Q: Your sister-in-law often vents to you about her husband — your brother — and it makes you uncomfortable. How do you redirect the conversation but still make her feel supported?
A: Be direct, which is not the same as being mean. Tell your sister-in-law, “I’m glad you’re married to my brother, and I want you both to feel I support your relationship. When you vent to me, I feel guilty about it. Know that I want to help, but ultimately I hope you guys can work on whatever it is you’re struggling with together.”
Whatever you do, don’t get roped into being a go-between. Your sister-in-law has no right to expect you to pass on her complaints to your brother. If she has issues with him, she needs to address them with him. Tell her, “It sounds as if you’ve got some complaints about Bill. You’re not going to solve anything by talking to me about it. Go talk to him.”
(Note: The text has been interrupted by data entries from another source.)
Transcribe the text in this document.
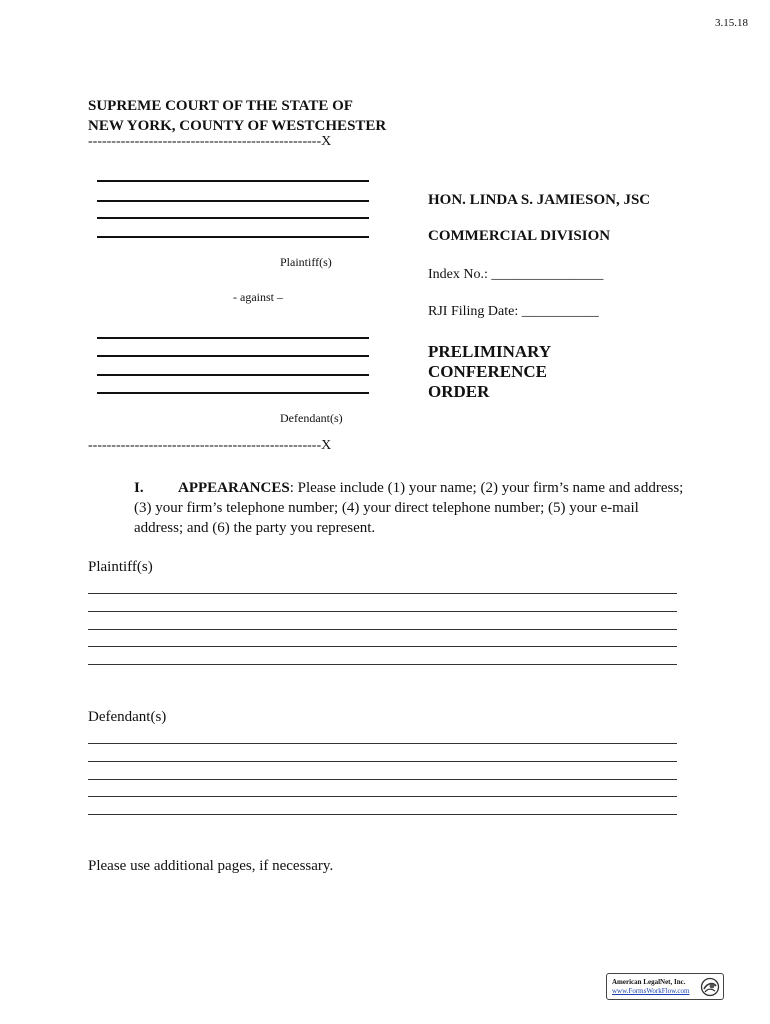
3.15.18
SUPREME COURT OF THE STATE OF
NEW YORK, COUNTY OF WESTCHESTER
--------------------------------------------------X
Plaintiff(s)
- against –
Defendant(s)
--------------------------------------------------X
HON. LINDA S. JAMIESON, JSC
COMMERCIAL DIVISION
Index No.: ________________
RJI Filing Date: ___________
PRELIMINARY
CONFERENCE
ORDER
I. APPEARANCES: Please include (1) your name; (2) your firm’s name and address; (3) your firm’s telephone number; (4) your direct telephone number; (5) your e-mail address; and (6) the party you represent.
Plaintiff(s)
Defendant(s)
Please use additional pages, if necessary.
American LegalNet, Inc.
www.FormsWorkFlow.com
JOSH HETHERINGTON, licensed marriage and family therapist
A: Redirect the conversation when it feels as if it’s crossing a line by asking about other parts of your sister-in-law’s life or using humor to change the subject. You can even mock your own discomfort about the situation.
Model boundaries to your sister-in-law. Talk about your partner in ways that you would be comfortable hearing about your brother. Highlight the positives, and, hopefully, you’ll encourage your sister-in-law to see the positives in her own relationship.
If she doesn’t pick up on the hints, establish a boundary. Say, “I am so grateful that we have a close relationship. I want us to always talk to each other, but I feel uncomfortable when we discuss intimate information about my brother.” Use “I” statements, so that she knows the discomfort is yours and it’s not that her feelings are invalid.